Including the Elderly in Clinical Trials: A Challenge for the Ages, Solutions for Today
Provided by: Artcraft Health
Written by: Allison Musante, ELS
Allison Musante is a copywriter and editor at Artcraft Health, a full-service health education and marketing communications agency. She has served at the helm of two peer-reviewed journals of the American Geriatrics Society.
If someone came to you with an “unprecedented" challenge “without parallel in human history," would you step aside or would you rise to meet it? That is how the United Nations has described the growth of the aging population and its predicted impact on many facets of life, including healthcare. By 2050,
the global population aged 60 or older is estimated to triple, reaching nearly 2 billion. In the United States, about 10,000 Americans turn 65 every day.
Champions of patient care should be concerned not only with whether people are living longer but also with whether they are living well. By opening the avenues of discovery for potentially new therapies, clinical trials are essential to those systems that can enhance quality of life for older adults.
What’s the Issue?
The highest burden of chronic disease is among older adults, for whom heart disease, cancer, and respiratory disease are reported as the leading causes of death. However, older adults are often excluded from participating in clinical trials, with seemingly arbitrary age cutoffs built into the enrollment criteria.
When geriatric care providers make medical decisions based on data derived from trials limited to younger adults, the problem of risk–benefit guesswork arises. That’s because an older patient may respond differently from a younger patient to the same drug because of the older patient’s age-related physiologic changes and comorbid chronic conditions and other medications (polypharmacy). So, in the absence of sound evidence to support prescribing decisions, the door is often left open for potentially inappropriate or harmful drug use by older adults, which increases their risk of adverse drug-drug and drug-disease events and, consequently, morbidity, death, and increased healthcare costs.
Overcoming the Exclusion Drivers
There are many obstacles that have driven the exclusion of older adults in clinical trials, but they may not be impassable with the proper planning
and creative approach.
Medical complexity
The risk of adverse events leading to study withdrawal or death may be higher among older adults because of polypharmacy and comorbidity. Reduced life expectancy may also complicate protocol design.
How to overcome it: The FDA has provided guidance on this issue (available at http://bit.ly/2c1DIKv). Here are a few of their suggestions:
• Discuss the need for geriatric data during drug development and in the marketing application submission
• Discuss a plan to collect postmarketing data of geriatric patients if enrollment efforts are unsuccessful
Lack of access and support
Many older adults may not have transportation to get to and from study visits. They may also lack other physical resources, such as at-home caregiver support, which is needed to comply with a protocol.

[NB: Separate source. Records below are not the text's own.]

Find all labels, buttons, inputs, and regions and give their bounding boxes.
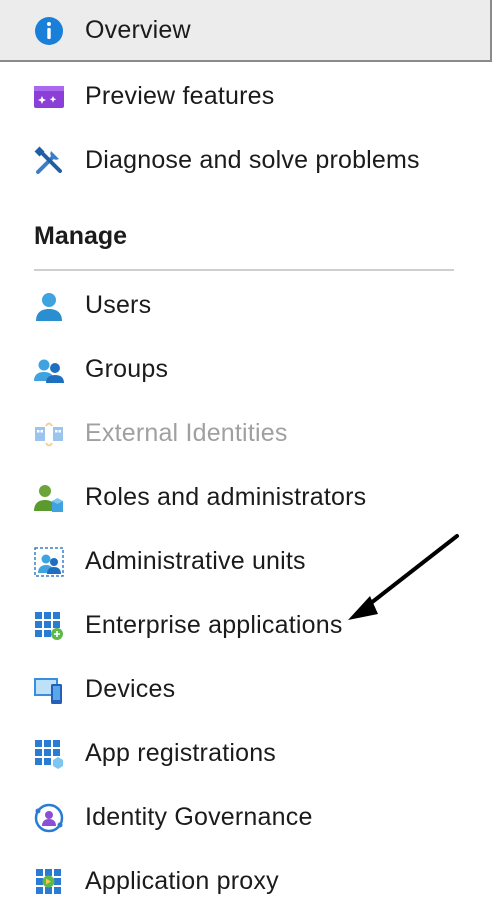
administrative-units-icon bbox=[33, 546, 65, 578]
left-navigation-menu: Overview Preview features Diagnose and s… bbox=[0, 0, 500, 924]
nav-item-label: Administrative units bbox=[85, 547, 306, 575]
nav-item-devices[interactable]: Devices bbox=[0, 659, 492, 721]
nav-item-diagnose-and-solve-problems[interactable]: Diagnose and solve problems bbox=[0, 130, 492, 192]
section-divider bbox=[34, 269, 454, 271]
tools-icon bbox=[33, 145, 65, 177]
nav-item-label: Users bbox=[85, 291, 152, 319]
nav-item-label: Overview bbox=[85, 16, 191, 44]
application-proxy-icon bbox=[33, 866, 65, 898]
nav-item-label: External Identities bbox=[85, 419, 288, 447]
preview-features-icon bbox=[33, 81, 65, 113]
nav-item-label: App registrations bbox=[85, 739, 276, 767]
nav-item-label: Groups bbox=[85, 355, 169, 383]
identity-governance-icon bbox=[33, 802, 65, 834]
nav-item-label: Diagnose and solve problems bbox=[85, 146, 420, 174]
nav-item-roles-and-administrators[interactable]: Roles and administrators bbox=[0, 467, 492, 529]
nav-item-label: Application proxy bbox=[85, 867, 279, 895]
section-title-manage: Manage bbox=[34, 222, 128, 250]
nav-item-identity-governance[interactable]: Identity Governance bbox=[0, 787, 492, 849]
roles-icon bbox=[33, 482, 65, 514]
nav-item-label: Devices bbox=[85, 675, 176, 703]
nav-item-preview-features[interactable]: Preview features bbox=[0, 66, 492, 128]
nav-item-application-proxy[interactable]: Application proxy bbox=[0, 851, 492, 913]
enterprise-apps-icon bbox=[33, 610, 65, 642]
nav-item-label: Roles and administrators bbox=[85, 483, 367, 511]
nav-item-label: Enterprise applications bbox=[85, 611, 343, 639]
external-identities-icon bbox=[33, 418, 65, 450]
nav-item-groups[interactable]: Groups bbox=[0, 339, 492, 401]
nav-item-users[interactable]: Users bbox=[0, 275, 492, 337]
nav-item-app-registrations[interactable]: App registrations bbox=[0, 723, 492, 785]
nav-item-external-identities[interactable]: External Identities bbox=[0, 403, 492, 465]
nav-item-overview[interactable]: Overview bbox=[0, 0, 492, 62]
user-icon bbox=[33, 290, 65, 322]
devices-icon bbox=[33, 674, 65, 706]
app-registrations-icon bbox=[33, 738, 65, 770]
annotation-arrow-icon bbox=[348, 534, 459, 620]
nav-item-label: Identity Governance bbox=[85, 803, 313, 831]
nav-item-label: Preview features bbox=[85, 82, 275, 110]
info-icon bbox=[33, 15, 65, 47]
groups-icon bbox=[33, 354, 65, 386]
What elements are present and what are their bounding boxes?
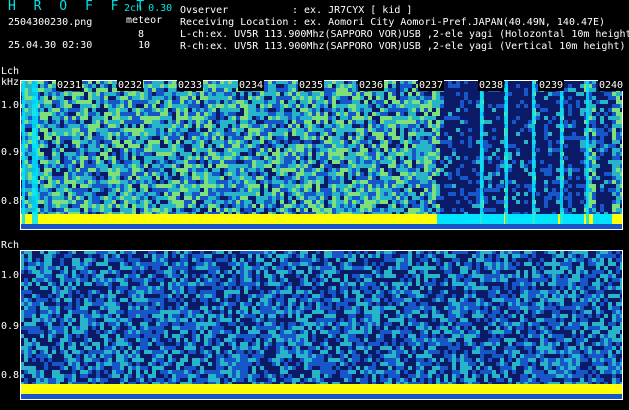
time-tick: 0236 — [358, 80, 385, 91]
lch-spectrogram — [20, 80, 623, 230]
meteor-echo — [532, 80, 535, 224]
meteor-echo — [505, 80, 508, 224]
filename: 2504300230.png — [8, 17, 93, 28]
lch-description: L-ch:ex. UV5R 113.900Mhz(SAPPORO VOR)USB… — [180, 29, 629, 40]
meteor-echo — [586, 80, 589, 224]
lch-ytick-0-9: 0.9 — [1, 147, 20, 158]
mode-label: 2ch 0.30 — [124, 3, 173, 14]
meteor-echo — [35, 80, 38, 224]
carrier-band-cyan — [508, 214, 532, 224]
carrier-band-cyan — [535, 214, 558, 224]
rch-description: R-ch:ex. UV5R 113.900Mhz(SAPPORO VOR)USB… — [180, 41, 626, 52]
time-tick: 0239 — [538, 80, 565, 91]
meteor-count-lch: 8 — [138, 29, 145, 40]
observer-label: Ovserver — [180, 5, 229, 16]
carrier-band — [20, 384, 623, 394]
time-tick: 0240 — [598, 80, 625, 91]
carrier-band-cyan — [482, 214, 504, 224]
location-value: : ex. Aomori City Aomori-Pref.JAPAN(40.4… — [292, 17, 606, 28]
lch-unit: kHz — [1, 77, 20, 88]
rch-ytick-0-9: 0.9 — [1, 321, 20, 332]
meteor-echo — [22, 80, 25, 224]
datetime: 25.04.30 02:30 — [8, 40, 93, 51]
time-tick: 0237 — [418, 80, 445, 91]
lch-label: Lch — [1, 66, 20, 77]
meteor-echo — [560, 80, 563, 224]
time-tick: 0232 — [117, 80, 144, 91]
rch-label: Rch — [1, 240, 20, 251]
time-axis: 0231 0232 0233 0234 0235 0236 0237 0238 … — [20, 80, 625, 92]
meteor-count-rch: 10 — [138, 40, 151, 51]
time-tick: 0235 — [298, 80, 325, 91]
lch-ytick-0-8: 0.8 — [1, 196, 20, 207]
meteor-label: meteor — [126, 15, 163, 26]
time-tick: 0234 — [238, 80, 265, 91]
meteor-echo — [32, 80, 35, 224]
lch-ytick-1-0: 1.0 — [1, 100, 20, 111]
carrier-band-cyan — [437, 214, 480, 224]
location-label: Receiving Location — [180, 17, 289, 28]
rch-ytick-1-0: 1.0 — [1, 270, 20, 281]
meteor-echo — [480, 80, 483, 224]
time-tick: 0231 — [56, 80, 83, 91]
carrier-band-cyan — [563, 214, 584, 224]
carrier-band-cyan — [593, 214, 612, 224]
time-tick: 0233 — [177, 80, 204, 91]
observer-value: : ex. JR7CYX [ kid ] — [292, 5, 413, 16]
rch-ytick-0-8: 0.8 — [1, 370, 20, 381]
time-tick: 0238 — [478, 80, 505, 91]
rch-spectrogram — [20, 250, 623, 400]
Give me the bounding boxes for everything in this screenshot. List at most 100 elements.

How to overcome it: Site staff in a trial can empower caregivers by communicating with them early and often about the requirements of the trial and discuss any barriers that may affect their loved one’s ability to complete the trial.
Site staff can also connect participants and their caregivers with local transportation services. (See a list at www.disability.gov/can-get-helpfinding-
ride.)
Inadequate education
It is essential that trial participants of all ages clearly understand an informed consent form.
This form can be overwhelming and confusing to even young and otherwise healthy people. In addition, vision and thought-processing abilities tend to decline with age and may be more impaired in older patients who have cognitive disorders or diseases.
How to overcome it: All recruitment and retention materials must be written and designed to meet the unique health literacy needs of older adults. Here are a just few ways to do so:
• Emphasize the “need to know" points
• Use culture-specific, age-appropriate examples or analogies
• Ensure the material’s design is free of clutter and uses large text and high-contrast colors
• Present content logically and used bulleted lists
From a trial’s design to its conclusion, it’s critical to identify the potential limitations and plan ahead for solutions so that geriatric patients may be better represented in clinical trials.
Remember, nearly 2 billion people will be at least 60 years old in 2050. To industry leaders, this number should be a call to action—both to seize an important market opportunity and to meet urgent therapeutic needs.